En la calle, el viento helado sacudía el aire mientras Luffy caminaba hacia la parada de buses. Estaba serio, algo poco común en él, siempre tan alegre y despreocupado. Mientras esperaba, repasaba en su cabeza las palabras de Law. Trataba de entenderlo, pero cada vez que se mencionaba a Hancock, Traffy se volvía más difícil de descifrar.
Suspiró. En realidad no había querido irse, pero por primera vez desde que llevaba tiempo con el cirujano, le dio miedo decir algo y luego arrepentirse.
Mientras miraba la calle, una voz conocida lo sacó de sus pensamientos:
—¿Luffy?
La reina de Roma estaba allí, sosteniendo una bolsa de compras.
—Oh, Hancock —la saludó con un gesto de mano.
—¿Qué haces aquí a esta hora? —preguntó la mujer acercándose, notando su expresión distraída.
Luffy no supo muy bien qué responder y Boa, al percibir su titubeo, no insistió.
—Bueno… nos vemos luego en el hospital —dijo ella, sonriendo levemente.
Su estómago gruñó ruidosamente, interrumpiendo el momento de tensión, y la pelinegra soltó una carcajada.
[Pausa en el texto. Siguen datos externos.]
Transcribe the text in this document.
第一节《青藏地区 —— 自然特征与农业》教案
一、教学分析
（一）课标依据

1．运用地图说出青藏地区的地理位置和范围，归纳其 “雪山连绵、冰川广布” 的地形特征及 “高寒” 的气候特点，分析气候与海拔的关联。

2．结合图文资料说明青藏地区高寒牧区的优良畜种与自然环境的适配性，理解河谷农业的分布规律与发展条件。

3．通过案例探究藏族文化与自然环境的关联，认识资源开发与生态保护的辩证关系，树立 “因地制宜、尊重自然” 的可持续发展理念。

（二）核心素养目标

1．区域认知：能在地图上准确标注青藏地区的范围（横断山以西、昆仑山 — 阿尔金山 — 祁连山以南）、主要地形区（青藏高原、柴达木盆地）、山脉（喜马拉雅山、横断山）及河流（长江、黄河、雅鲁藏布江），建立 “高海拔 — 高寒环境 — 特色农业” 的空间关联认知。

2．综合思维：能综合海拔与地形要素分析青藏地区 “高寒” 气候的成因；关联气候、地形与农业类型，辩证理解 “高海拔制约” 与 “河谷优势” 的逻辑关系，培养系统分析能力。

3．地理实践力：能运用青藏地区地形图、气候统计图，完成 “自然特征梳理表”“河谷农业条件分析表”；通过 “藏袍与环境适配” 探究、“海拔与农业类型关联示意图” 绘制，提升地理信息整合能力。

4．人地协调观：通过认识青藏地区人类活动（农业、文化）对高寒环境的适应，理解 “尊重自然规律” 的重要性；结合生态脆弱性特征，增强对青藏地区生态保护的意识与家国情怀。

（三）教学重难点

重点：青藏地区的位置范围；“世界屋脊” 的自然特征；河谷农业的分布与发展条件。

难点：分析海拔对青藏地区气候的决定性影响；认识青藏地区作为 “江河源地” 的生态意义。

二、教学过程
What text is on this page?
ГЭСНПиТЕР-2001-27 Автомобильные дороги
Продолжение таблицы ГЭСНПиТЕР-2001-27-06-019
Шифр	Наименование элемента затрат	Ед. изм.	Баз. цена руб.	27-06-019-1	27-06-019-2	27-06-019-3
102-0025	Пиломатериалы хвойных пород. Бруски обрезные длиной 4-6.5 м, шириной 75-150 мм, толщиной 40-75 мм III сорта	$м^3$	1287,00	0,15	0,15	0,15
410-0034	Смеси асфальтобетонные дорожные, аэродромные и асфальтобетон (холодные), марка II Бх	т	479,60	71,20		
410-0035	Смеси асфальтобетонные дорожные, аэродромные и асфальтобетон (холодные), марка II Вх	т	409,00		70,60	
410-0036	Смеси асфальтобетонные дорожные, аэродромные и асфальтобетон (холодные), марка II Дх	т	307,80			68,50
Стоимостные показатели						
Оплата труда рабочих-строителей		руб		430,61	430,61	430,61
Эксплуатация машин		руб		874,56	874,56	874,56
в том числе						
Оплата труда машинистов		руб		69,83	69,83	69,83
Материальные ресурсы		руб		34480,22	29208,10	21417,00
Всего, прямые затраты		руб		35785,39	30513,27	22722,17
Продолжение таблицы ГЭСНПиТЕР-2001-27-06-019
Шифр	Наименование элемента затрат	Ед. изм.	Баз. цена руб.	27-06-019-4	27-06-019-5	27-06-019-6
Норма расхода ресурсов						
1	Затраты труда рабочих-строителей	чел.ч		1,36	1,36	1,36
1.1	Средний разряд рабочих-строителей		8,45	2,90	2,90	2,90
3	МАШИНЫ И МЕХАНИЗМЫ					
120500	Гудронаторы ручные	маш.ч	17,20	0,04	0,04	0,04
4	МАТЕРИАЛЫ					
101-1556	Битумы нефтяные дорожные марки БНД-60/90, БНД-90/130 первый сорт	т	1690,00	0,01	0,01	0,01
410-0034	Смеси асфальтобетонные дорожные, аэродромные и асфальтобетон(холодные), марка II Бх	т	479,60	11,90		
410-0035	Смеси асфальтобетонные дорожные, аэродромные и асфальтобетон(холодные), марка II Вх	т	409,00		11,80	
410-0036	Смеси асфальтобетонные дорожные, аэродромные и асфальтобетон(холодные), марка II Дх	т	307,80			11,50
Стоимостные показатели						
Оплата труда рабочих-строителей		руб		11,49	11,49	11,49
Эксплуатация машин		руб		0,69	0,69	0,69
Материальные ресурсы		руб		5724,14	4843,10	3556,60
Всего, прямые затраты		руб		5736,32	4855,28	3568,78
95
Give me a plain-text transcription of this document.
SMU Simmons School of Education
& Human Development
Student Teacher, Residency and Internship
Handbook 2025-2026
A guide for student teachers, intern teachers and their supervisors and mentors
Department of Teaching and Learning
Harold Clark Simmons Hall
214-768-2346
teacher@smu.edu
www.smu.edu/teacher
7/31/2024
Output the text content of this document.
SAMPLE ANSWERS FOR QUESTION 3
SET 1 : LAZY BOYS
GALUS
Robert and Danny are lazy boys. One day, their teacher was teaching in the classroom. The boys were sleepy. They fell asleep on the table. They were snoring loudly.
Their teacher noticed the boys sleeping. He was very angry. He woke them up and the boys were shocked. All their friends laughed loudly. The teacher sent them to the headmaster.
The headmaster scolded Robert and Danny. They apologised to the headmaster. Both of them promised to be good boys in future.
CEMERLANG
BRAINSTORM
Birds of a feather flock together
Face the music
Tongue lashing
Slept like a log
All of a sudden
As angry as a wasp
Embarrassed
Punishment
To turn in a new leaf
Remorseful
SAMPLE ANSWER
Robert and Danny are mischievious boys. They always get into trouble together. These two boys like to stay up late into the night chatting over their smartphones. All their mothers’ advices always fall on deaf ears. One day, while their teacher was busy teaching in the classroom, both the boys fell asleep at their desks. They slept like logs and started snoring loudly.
Luffy rió también, algo nervioso.
—¿Ya cenaste? —preguntó Boa.
—No, supongo que muero de hambre…
—Yo tampoco he comido —respondió ella—. ¿Me acompañas?
Luffy jamás diría que no a una invitación a comer, y antes de pensarlo, aceptó. Pero mientras caminaban juntos, un pequeño escalofrío recorrió su espalda: el pelinegro pensó en Law y en cómo reaccionaría si supiera que estaba con Hancock, solo… a cenar.